Before he could even ask, Cloris leapt about a foot into the air and yelled “Yesh, oh yesh, yesh, yesh,” with tears rolling down the side of her face. “Thash the one.”
Meanwhile, halfway around the world, people in Greece had stopped complaining to their government about cuts in their retirement salaries. Most were willing to go back to work until they were nearer to retirement age like most other countries.
Children in Somalia were waking up to full breakfasts and the Red Cross had enough money to feed and clothe even the poorest of nations on earth.
The Republicans were apologizing to the Democrats for the way they’d been acting. The world, as a whole was at peace and the only thing that seemed to be causing any pain at all was Cloris’ tooth.

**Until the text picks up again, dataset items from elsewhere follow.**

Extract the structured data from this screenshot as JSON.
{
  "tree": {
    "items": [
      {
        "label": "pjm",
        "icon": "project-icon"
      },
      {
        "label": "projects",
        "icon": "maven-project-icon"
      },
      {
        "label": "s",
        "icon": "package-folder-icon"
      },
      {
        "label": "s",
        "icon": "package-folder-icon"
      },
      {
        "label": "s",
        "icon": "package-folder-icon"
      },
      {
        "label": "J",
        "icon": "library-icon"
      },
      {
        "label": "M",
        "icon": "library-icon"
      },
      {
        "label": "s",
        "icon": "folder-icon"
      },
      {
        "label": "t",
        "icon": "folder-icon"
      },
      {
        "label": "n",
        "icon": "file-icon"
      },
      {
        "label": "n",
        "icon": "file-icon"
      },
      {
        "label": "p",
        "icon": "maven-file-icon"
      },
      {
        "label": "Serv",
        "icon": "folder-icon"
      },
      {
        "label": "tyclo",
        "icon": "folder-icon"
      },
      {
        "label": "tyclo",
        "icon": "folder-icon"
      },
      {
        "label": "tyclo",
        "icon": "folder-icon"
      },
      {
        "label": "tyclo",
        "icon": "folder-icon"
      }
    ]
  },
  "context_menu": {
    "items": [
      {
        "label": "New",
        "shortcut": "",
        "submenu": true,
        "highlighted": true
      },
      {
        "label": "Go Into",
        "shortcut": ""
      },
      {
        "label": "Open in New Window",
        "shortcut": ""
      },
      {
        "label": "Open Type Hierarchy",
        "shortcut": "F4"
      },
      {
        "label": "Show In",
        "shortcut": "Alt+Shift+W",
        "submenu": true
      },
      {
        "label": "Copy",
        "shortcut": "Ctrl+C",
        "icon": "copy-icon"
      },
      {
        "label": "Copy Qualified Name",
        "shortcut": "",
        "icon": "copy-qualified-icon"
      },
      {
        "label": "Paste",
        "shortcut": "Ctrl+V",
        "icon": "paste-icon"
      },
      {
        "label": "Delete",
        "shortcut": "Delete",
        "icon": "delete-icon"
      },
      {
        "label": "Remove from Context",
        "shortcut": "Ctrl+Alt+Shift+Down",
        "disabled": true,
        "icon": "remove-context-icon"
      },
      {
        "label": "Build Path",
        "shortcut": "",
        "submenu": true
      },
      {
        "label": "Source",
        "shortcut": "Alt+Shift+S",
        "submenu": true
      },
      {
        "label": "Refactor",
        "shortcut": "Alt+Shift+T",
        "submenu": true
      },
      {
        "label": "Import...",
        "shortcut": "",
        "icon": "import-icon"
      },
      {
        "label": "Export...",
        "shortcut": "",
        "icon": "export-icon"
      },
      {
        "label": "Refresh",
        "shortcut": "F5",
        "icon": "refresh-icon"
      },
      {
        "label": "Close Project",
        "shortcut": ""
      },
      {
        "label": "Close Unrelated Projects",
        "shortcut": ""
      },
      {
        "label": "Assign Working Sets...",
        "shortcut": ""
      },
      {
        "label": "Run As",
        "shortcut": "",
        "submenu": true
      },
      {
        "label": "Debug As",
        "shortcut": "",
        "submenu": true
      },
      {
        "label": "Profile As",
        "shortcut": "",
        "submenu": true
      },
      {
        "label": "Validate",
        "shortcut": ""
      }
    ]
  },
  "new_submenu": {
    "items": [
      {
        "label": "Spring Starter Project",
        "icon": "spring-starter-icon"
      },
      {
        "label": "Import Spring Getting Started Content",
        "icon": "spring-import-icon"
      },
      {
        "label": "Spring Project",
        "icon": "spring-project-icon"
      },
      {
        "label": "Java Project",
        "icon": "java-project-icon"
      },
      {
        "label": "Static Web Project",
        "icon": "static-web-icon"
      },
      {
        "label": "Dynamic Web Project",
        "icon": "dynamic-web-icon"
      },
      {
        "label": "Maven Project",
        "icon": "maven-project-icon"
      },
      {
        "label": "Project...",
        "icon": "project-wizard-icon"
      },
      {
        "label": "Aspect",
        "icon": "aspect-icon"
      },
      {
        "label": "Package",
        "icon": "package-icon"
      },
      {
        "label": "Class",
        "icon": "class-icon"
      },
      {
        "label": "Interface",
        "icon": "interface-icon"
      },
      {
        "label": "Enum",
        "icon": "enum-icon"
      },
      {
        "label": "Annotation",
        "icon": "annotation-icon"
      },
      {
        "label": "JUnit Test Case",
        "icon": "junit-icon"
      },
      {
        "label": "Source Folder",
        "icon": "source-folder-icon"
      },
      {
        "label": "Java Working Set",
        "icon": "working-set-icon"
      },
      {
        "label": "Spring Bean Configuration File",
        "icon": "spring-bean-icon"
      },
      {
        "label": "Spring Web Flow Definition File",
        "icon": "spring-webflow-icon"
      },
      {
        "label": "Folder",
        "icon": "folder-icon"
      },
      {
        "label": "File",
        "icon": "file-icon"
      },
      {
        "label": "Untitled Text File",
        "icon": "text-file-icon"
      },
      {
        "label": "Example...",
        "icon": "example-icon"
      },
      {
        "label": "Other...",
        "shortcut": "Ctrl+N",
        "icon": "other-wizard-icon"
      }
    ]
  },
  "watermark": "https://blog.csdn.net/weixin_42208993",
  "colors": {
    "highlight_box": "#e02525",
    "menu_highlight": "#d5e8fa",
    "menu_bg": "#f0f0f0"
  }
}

There was a miracle taking place around the world and the only reasonable explanation was the fact that Satan had totally immersed himself into inflicting pain on one poor creature by the name of Cloris Zucker.
Back in Sweetwater, Texas, the dental assistant was readying a cart with all the necessary tools to extract the offending tooth so that Cloris could have her life back. As the dentist asked Cloris to lean her head back and allow him to check one last time, he heard a small but mighty guttural voice “The tooth is mine, do you hear me? The tooth is mine.”
The dentist pulled back, trembling in fear. Was this really happening? Was that tooth speaking to him? He bent down again to get a closer look, and felt a small but powerful hand grab his index finger. The demon within the tooth bit the dentist and drew blood. The dentist reared back in pain a strange foreboding crossed his brow.
“I’m sorry Ms. Zucker, but I’m afraid I have some very bad news for you. The devil is residing in your tooth and that is what is causing all the pain. He refuses to let me extract him.”
At that moment, it all began to make sense to Cloris. The peace on earth, the balancing of the federal budget and new found love for President Obama, the end of the drought in Texas, it all came down to one thing. Satan was so busy causing Cloris pain in the form of an abscessed tooth that he had given up on making the rest of the world suffer. She was a heroine. If she had the tooth pulled, who knew what devastation the earth would endure.
Cloris unselfishly told the dentist to put the instruments down and get out his prescription pad.
“Write me a prescription for some more pain pills doc,” she said as she took off the dribble bib, got out of the dentist chair, and proudly walked out into a glorious Texas rainstorm.